The Lebanese NGO Legal Agenda states that the cost of operating a migrant boat requires between 30 and 50 thousand euros per trip and the price to be paid per “head” varies between 30 and 40 thousand euros. Activists say that almost every day there is an attempt to cross from Lebanon into Cyprus or the Italian shores.

In any case, this shipwreck is not only a sign that reveals the enormous depth of the Lebanese economic and financial crisis, but it is also the symbol of the “moral shipwreck” of its leaders, engaged in an unbridled race for power. They have abandoned the majority of the population to their fate, without even the slightest assistance.

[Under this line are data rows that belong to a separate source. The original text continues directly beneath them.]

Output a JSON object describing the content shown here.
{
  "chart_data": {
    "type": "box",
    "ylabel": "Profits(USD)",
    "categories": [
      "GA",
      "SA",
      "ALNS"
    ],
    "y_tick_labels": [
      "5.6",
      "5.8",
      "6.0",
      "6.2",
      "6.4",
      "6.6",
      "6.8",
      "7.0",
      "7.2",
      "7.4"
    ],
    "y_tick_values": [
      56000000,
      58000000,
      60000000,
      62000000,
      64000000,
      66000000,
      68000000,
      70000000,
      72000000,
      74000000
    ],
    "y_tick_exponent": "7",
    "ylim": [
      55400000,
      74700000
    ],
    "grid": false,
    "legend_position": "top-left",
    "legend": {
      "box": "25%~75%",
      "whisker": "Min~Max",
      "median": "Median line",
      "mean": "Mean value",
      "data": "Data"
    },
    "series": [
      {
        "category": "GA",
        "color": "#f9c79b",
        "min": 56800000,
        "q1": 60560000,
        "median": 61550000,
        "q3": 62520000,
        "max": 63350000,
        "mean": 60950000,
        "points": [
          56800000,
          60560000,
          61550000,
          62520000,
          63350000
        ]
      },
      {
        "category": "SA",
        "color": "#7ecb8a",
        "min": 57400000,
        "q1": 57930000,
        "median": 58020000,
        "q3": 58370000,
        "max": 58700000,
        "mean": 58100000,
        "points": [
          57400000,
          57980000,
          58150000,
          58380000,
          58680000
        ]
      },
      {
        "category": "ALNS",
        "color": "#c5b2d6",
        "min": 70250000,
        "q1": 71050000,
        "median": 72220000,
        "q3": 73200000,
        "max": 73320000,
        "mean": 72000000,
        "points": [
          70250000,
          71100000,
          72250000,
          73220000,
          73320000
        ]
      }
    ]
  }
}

At this time all social indicators are in red. Some people no longer have any qualms about stealing power lines and railings for some kind of income. According to a testimony collected in Tripoli, a man sold the iron railing of his balcony to replace his gas cylinder. Interviewed by AFP, the UN High Commissioner for Refugees (UNHCR), Filippo Grandi, said that this shipwreck was “a new tragedy” and called on the international community to help “improve the conditions of the people who have been forced to flee their country and also the communities that host them”. More than a million Syrian refugees live in Lebanon who have fled the war in their country and whose repatriation is hampered by regional political issues raised by the international institutions themselves, although much of the Syrian territory has already regained calm.